Tim Whitmarsh, professor of Greek culture at Cambridge University in Britain, argues in his book, “In Battling the Gods,” that atheism dates back to at least polytheistic ancient Greece, reported The Guardian.
“I am trying to destabilize this notion, which seems to be gaining hold all the time, that there is something fundamental to humanity about [religious] belief,” he told the newspaper.
Whitmarsh strongly disputes the belief that atheism is a product of the European Enlightenment, which he said “would be inconceivable without the twin ideas of a secular state and of science as a rival to religious truth.”
The professor said this myth is “nurtured by both sides of the ‘new atheism’ debate.”
Some atheists promote this myth to demonstrate how science has triumphed religious belief, Whitmarsh said, while some religious adherents make the same claim to argue that science had led humanity astray.
“Both are guilty of modernist vanity,” Whitmarsh said. “Disbelief in the supernatural is as old as the hills. It is only through profound ignorance of the classical tradition that anyone ever believed that 18th-century Europeans were the first to battle the gods.”

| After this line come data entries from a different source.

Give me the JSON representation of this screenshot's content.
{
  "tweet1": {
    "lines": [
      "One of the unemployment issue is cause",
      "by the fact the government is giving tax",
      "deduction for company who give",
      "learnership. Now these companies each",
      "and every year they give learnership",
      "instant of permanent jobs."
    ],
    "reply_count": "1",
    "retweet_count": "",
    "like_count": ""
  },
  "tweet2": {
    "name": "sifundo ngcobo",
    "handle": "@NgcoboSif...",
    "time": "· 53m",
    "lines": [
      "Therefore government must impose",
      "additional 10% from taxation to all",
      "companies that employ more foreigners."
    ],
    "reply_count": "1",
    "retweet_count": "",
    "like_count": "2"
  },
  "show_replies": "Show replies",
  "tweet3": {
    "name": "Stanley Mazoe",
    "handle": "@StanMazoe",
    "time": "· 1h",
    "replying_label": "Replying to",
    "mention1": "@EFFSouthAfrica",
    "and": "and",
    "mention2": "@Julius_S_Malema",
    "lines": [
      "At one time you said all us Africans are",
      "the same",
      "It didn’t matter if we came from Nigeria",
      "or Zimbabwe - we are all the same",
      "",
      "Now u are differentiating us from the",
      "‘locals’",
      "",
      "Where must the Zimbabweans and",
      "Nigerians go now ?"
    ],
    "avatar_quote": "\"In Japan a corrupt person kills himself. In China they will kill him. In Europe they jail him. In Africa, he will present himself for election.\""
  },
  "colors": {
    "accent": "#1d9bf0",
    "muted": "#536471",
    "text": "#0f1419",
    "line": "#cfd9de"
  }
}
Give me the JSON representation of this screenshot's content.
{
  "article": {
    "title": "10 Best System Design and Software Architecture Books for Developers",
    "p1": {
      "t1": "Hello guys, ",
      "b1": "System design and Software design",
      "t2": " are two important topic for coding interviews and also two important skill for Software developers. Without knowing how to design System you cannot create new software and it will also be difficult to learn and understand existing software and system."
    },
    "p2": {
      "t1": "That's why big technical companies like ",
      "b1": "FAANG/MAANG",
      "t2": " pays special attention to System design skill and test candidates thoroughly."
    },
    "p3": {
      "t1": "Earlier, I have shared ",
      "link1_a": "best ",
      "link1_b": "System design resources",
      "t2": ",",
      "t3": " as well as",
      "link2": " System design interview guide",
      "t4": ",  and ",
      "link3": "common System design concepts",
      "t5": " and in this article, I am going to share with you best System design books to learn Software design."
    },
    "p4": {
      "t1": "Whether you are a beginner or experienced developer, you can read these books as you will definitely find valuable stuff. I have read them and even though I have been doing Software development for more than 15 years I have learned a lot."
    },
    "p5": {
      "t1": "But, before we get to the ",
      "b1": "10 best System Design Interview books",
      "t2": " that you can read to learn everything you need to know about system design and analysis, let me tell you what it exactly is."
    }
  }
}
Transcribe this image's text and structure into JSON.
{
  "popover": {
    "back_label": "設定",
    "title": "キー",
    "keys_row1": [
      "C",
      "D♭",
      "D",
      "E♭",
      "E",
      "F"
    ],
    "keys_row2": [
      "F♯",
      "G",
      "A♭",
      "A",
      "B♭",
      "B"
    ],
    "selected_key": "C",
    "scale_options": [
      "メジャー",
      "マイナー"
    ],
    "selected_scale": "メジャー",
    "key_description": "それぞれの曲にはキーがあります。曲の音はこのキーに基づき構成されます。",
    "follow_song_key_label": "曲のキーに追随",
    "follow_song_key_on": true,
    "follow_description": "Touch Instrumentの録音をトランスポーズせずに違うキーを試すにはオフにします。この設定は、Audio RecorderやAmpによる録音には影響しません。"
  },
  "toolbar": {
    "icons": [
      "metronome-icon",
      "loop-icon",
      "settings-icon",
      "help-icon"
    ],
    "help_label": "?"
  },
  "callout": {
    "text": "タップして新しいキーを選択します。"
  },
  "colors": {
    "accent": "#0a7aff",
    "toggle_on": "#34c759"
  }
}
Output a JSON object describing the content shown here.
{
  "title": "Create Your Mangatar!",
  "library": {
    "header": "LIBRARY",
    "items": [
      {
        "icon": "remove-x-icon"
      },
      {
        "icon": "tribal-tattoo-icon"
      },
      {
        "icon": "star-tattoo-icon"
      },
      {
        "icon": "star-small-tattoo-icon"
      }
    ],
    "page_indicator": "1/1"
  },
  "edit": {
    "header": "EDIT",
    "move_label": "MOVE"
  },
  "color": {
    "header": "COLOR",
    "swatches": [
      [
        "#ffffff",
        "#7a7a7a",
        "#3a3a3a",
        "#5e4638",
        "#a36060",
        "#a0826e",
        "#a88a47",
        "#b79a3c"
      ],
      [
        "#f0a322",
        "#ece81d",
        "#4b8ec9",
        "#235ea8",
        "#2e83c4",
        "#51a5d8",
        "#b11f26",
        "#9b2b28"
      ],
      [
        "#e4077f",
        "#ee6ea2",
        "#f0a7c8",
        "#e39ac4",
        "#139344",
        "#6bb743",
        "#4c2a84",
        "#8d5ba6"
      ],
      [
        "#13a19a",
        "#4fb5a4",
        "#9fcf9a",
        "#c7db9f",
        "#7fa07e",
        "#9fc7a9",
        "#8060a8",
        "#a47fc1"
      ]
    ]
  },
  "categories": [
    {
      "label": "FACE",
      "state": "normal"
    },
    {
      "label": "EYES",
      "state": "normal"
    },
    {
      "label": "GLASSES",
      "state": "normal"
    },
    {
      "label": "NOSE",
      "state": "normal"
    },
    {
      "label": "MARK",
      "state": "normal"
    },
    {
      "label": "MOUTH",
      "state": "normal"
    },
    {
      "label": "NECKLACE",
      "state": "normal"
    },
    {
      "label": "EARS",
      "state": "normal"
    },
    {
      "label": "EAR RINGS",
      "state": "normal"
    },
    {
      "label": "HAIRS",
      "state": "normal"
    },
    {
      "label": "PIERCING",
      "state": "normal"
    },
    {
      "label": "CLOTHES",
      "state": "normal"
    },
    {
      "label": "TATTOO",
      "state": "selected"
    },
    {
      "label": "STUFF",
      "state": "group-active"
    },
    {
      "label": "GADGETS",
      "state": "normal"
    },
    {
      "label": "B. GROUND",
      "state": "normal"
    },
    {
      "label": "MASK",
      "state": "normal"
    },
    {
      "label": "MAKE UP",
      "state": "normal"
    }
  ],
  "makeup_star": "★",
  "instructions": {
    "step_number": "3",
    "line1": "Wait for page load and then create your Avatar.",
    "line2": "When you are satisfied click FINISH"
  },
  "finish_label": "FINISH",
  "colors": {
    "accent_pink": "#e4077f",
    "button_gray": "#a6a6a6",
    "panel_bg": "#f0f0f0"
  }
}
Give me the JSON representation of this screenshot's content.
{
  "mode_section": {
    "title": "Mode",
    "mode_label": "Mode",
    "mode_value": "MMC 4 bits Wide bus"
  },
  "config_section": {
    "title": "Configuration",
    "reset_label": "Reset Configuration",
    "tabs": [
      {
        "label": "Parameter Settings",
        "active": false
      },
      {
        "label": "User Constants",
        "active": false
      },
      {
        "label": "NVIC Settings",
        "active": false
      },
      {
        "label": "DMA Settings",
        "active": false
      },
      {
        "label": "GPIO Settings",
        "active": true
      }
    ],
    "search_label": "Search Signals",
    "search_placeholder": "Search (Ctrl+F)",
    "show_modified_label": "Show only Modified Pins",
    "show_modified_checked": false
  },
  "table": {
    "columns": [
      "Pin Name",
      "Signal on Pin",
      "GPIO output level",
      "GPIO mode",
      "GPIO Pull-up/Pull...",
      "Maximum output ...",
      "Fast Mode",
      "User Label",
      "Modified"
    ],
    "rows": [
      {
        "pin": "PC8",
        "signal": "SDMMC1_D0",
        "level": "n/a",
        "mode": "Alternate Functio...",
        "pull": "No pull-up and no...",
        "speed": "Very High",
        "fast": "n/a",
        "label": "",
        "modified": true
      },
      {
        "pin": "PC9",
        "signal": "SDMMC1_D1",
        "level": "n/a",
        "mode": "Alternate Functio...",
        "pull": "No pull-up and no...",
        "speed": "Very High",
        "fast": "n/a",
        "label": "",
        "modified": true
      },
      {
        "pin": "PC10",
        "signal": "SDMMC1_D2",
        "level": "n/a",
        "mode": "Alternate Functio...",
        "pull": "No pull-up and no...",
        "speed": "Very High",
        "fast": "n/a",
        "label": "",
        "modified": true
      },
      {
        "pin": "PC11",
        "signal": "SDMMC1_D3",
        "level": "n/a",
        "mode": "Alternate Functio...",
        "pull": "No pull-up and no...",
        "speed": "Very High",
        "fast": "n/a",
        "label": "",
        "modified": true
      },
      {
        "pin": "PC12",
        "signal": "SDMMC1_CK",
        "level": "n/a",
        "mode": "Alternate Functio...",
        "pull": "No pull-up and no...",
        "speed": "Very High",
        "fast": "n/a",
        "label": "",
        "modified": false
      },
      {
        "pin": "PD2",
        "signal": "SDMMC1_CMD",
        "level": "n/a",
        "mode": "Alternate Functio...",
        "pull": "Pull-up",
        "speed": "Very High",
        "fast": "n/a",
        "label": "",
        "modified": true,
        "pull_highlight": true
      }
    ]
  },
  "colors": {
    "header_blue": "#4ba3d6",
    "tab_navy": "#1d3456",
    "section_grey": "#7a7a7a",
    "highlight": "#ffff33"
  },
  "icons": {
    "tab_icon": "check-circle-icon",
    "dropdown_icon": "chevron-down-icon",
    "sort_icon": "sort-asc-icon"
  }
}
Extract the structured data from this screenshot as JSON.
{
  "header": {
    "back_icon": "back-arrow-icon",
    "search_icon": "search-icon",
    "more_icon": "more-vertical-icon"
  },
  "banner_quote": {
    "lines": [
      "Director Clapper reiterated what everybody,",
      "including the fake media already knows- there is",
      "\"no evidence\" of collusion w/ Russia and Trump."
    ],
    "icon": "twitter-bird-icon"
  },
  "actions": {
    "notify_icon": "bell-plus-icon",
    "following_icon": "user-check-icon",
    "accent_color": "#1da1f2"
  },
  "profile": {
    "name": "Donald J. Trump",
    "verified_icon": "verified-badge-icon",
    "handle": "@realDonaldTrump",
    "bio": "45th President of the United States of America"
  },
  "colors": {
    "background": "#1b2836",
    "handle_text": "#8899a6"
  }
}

Whitmarsh said early societies were actually more capable of accommodating atheists than most modern-day societies.
“Rather than making judgments based on scientific reason, these early atheists were making what seem to be universal objections about the paradoxical nature of religion – the fact that it asks you to accept things that aren’t intuitively there in your world,” he said. “The fact that this was happening thousands of years ago suggests that forms of disbelief can exist in all cultures, and probably always have.”
He cites writings by Plato during the fourth century BC, in which a religious believer reminds an atheist that he is “not the first to have held this view about the gods.”
The head of the Platonic academy in the second century BC taught that “belief in gods is illogical,” and Whitmarsh said other ancient Greeks were known as atheists and mocked myths about miracles and other supernatural events.
Whitmarsh said the religious diversity of ancient Greece’s polytheistic societies made room for atheism because there was no religious orthodoxy, and clergy lacked the influence to codify moral laws.
However, that does not mean atheism was generally accepted.
He pointed out that Socrates was executed around the fourth century BC in Athens for “not recognizing the gods of the city.”
“Most cultures in human history have had a form of supernatural belief, of one sort or other. It would be hard to deny that that is the norm,” Whitmarsh said. But that’s not to say that every person in every culture has subscribed to that.”